Janet Yellen delivered a pretty comprehensive speech on the economy and the Fed actions today. If you aren’t familiar with her, she is the President of the San Francisco Fed and perhaps one of the more influential members of the central bank. She may well become the first female chairwoman of the Fed.
It’s a bit long so I’ll only excerpt a couple of sections. I do recommend that you take the time to read it and put it up against some of the more outrageous comments that seem to be going around the blogosphere as well as the MSM.
On recovery:
Still, I expect the recession will end sometime later this year. That would make it the longest and probably deepest downturn since the Great Depression. Growth will come from a variety of sources. One is federal government spending resulting from the stimulus program passed by Congress earlier this year. This package provides tax cuts that leave more cash in consumers’ pockets, as well as direct government spending increases that add to payrolls and boost economic output. But it will take more than fiscal policy to really get the economy moving forward.
On housing:
The housing sector too will eventually rise from the ashes. Home construction has fallen dramatically over the past few years as the nation works off the massive overbuilding of the boom years. But, once this adjustment is complete, housing construction will need to increase significantly just to keep pace with the growth in the number of households. Finally, the vicious cycle of tight credit and a weak economy can turn into a virtuous cycle. Once the economy starts growing and jobs and income are increasing, fewer borrowers will default and lenders will be willing to increase the supply of credit.

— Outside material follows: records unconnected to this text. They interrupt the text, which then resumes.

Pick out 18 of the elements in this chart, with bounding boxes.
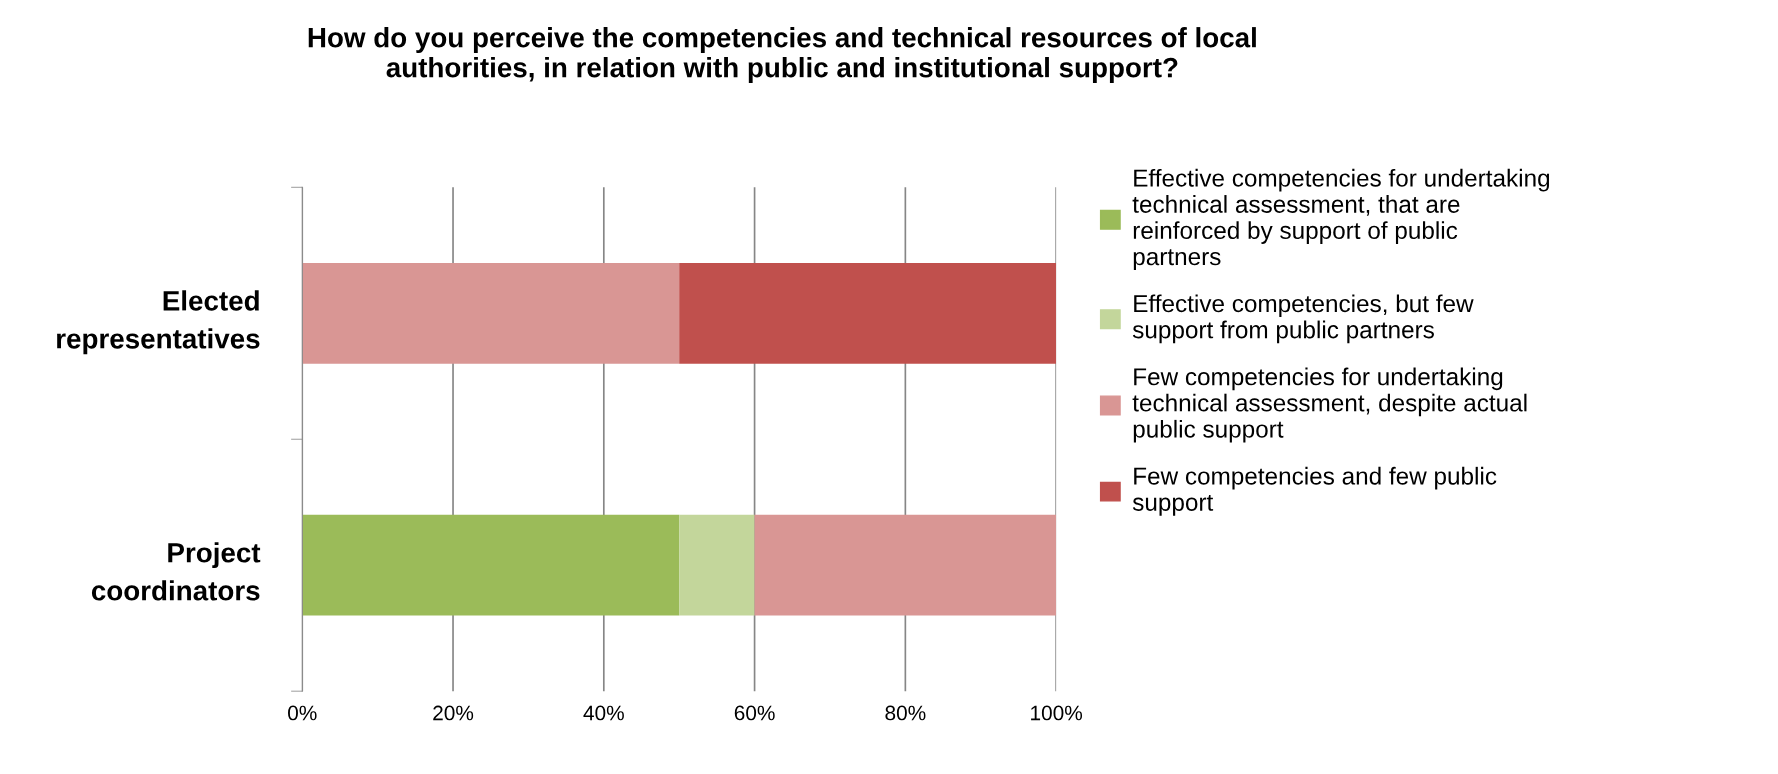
legend-label: Effective competencies for undertaking technical assessment, that are reinforced by support of public partners — [1132, 168, 1550, 271]
x-tick-label: 20% — [433, 705, 474, 721]
legend-label: Effective competencies, but few support from public partners — [1132, 294, 1474, 344]
y-tick-label: Elected representatives — [57, 290, 260, 355]
y-tick-label: Project coordinators — [91, 542, 261, 601]
x-tick-label: 60% — [734, 705, 775, 721]
x-tick-label: 80% — [885, 705, 926, 721]
bar — [679, 514, 755, 616]
bar — [302, 514, 680, 616]
legend-label: Few competencies for undertaking technical assessment, despite actual public support — [1132, 367, 1527, 443]
bar — [679, 262, 1057, 364]
bar — [754, 514, 1057, 616]
x-tick-label: 40% — [583, 705, 624, 721]
bar — [302, 262, 680, 364]
chart-title: How do you perceive the competencies and technical resources of local authorities, in relation with public and institutional support? — [308, 27, 1256, 83]
legend-label: Few competencies and few public support — [1132, 466, 1497, 516]
x-tick-label: 100% — [1031, 705, 1083, 721]
x-tick-label: 0% — [288, 705, 317, 721]
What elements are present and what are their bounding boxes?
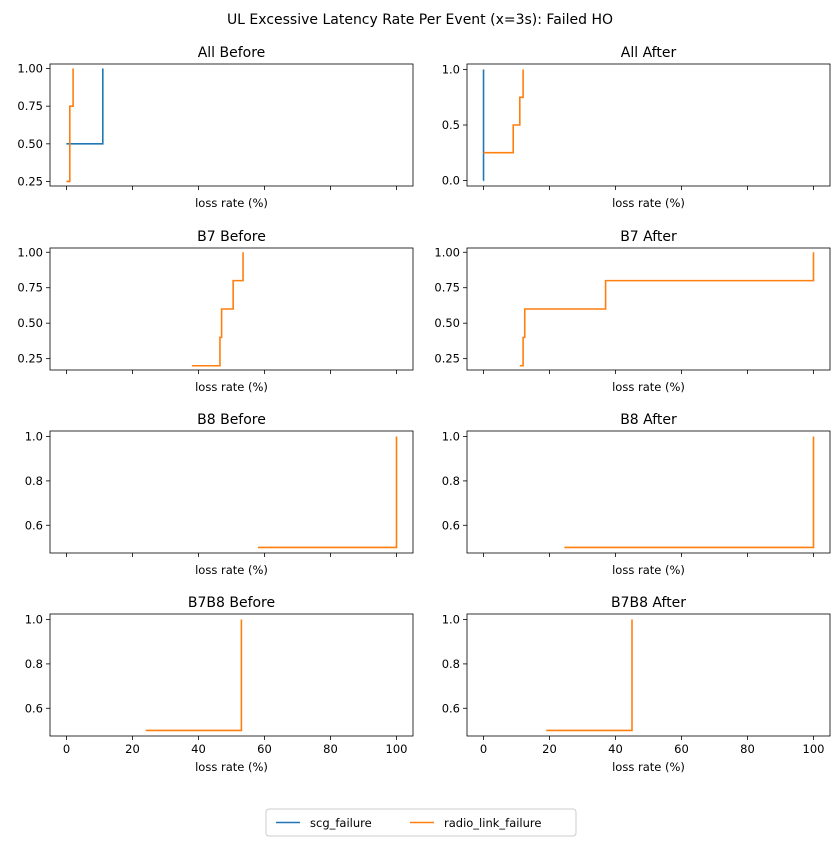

And on the hurdles we have yet to face:
I don’t like taking the wind out of the sails of our economic expansion, but a few cautionary points should be considered. I expect the pace of the recovery will be frustratingly slow. It’s often the case that growth in the first year after a recession is very rapid. That’s what happened as we came out of a very deep downturn in the early 1980s. Although I sincerely wish we would repeat that performance, I don’t think we will. In past deep recessions, the Fed was able to step on the accelerator by cutting the federal funds rate sharply, causing the economy to shoot ahead. This time, we already have our foot planted firmly on the floor. We can’t take the federal funds rate any lower than zero. I believe that the Fed’s novel programs are stimulating the flow of credit, but they simply aren’t as powerful levers as large rate cuts, so this time monetary policy alone can’t power a rapid recovery.
History also teaches us that it often takes a long time to recover from downturns caused by financial crises. 3 In particular, financial institutions and markets won’t heal overnight. Our major banks have made excellent progress in establishing the capital buffers needed to continue lending even through a downturn that is more serious than we anticipate. But they are still nursing their wounds and credit will remain tight for some time to come.
I also think that a massive shift in consumer behavior is under way—one that will produce great benefits in the long run but slow our recovery in the short term. 4American households entered this recession stretched to the limit with mortgage and other debt. The personal saving rate fell from around 8 percent of disposable income two decades ago to almost zero. Households financed their lifestyles by drawing on increasing stock market and housing wealth, and taking on higher levels of debt. But falling house and stock prices have destroyed trillions of dollars in wealth, cutting off those ready sources of cash. What’s more, the stark realities of this recession have scared many households straight, convincing them that they need to save larger fractions of their incomes. In the long run, higher saving promises to channel resources from consumption to investment, making capital more readily available to retool industry and fix our infrastructure. But, in the here and now, such a rediscovery of thrift means fewer sales at the mall, and fewer jobs on assembly lines and store counters.
There is much more including her view on the likelihood of inflation (remote) and the Fed’s commitment to price stability (unflinching and embedded in the culture). It’s a speech that covers much ground and does so well.